[...]
So no mysticism required (or even allowed) for me personally when I design electronics for sound. You learn to trust your ears and you learn how to hear problems in the sound. It is almost an unpleasant skill as it spoils the music and denies you the pleasure if the sound quality is flawed in certain respects which you can recognise . And you learn where to look, what to change and how to make a design which will sound consistently good in production, without hiring virgins and producing equipment only on completely moonless nights .
Exactly, Alex! Exactly!
After our mastering of any field, whichever this could be, we cannot anymore enjoy any creations of these fields without subconsciously tearing those creations apart, every single time, in order to find out any possible flaws --either these flaws being deliberate or not...
Regarding the so-called 'psychoacoustics' I think it is amazing that no one can deny the fact that, the extremely low grade duplications of the songs that we were sharing with the aid of the Phillips-type portable battery-powered monophonic
tape recorders of the seventies era, as we were kids, seemed to be sounding heavenly to our ears, in contrast with the currently available 'mastering-quality' reproduction of those same songs we can hear today...

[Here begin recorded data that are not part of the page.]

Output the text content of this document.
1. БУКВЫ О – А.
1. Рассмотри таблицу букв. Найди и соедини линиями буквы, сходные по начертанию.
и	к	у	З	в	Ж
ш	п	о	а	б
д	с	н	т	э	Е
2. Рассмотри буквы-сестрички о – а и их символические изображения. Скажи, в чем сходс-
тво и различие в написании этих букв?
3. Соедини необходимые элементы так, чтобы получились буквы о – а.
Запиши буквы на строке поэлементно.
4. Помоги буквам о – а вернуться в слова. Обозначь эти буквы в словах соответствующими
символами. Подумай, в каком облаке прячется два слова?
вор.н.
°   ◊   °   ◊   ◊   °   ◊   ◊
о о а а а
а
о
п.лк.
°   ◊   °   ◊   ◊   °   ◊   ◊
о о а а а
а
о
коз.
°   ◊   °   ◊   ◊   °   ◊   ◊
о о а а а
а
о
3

And, I am afraid that, there is no T&M device to measure and classify this perceptual distinction...
As our forefathers used to say, «?
?
?» (transliterated: 'gnothi seauton,' one of the 147
Delphic maxims being inscribed in the pronaos of the Temple of Apollo at Delphi, that the Romans called 'know thyself' half a millennium later).
-George
<EDIT>
Ah! Come on, Dave!
In 2017, why is your discussions board software
still unable to display any Hellenic language characters?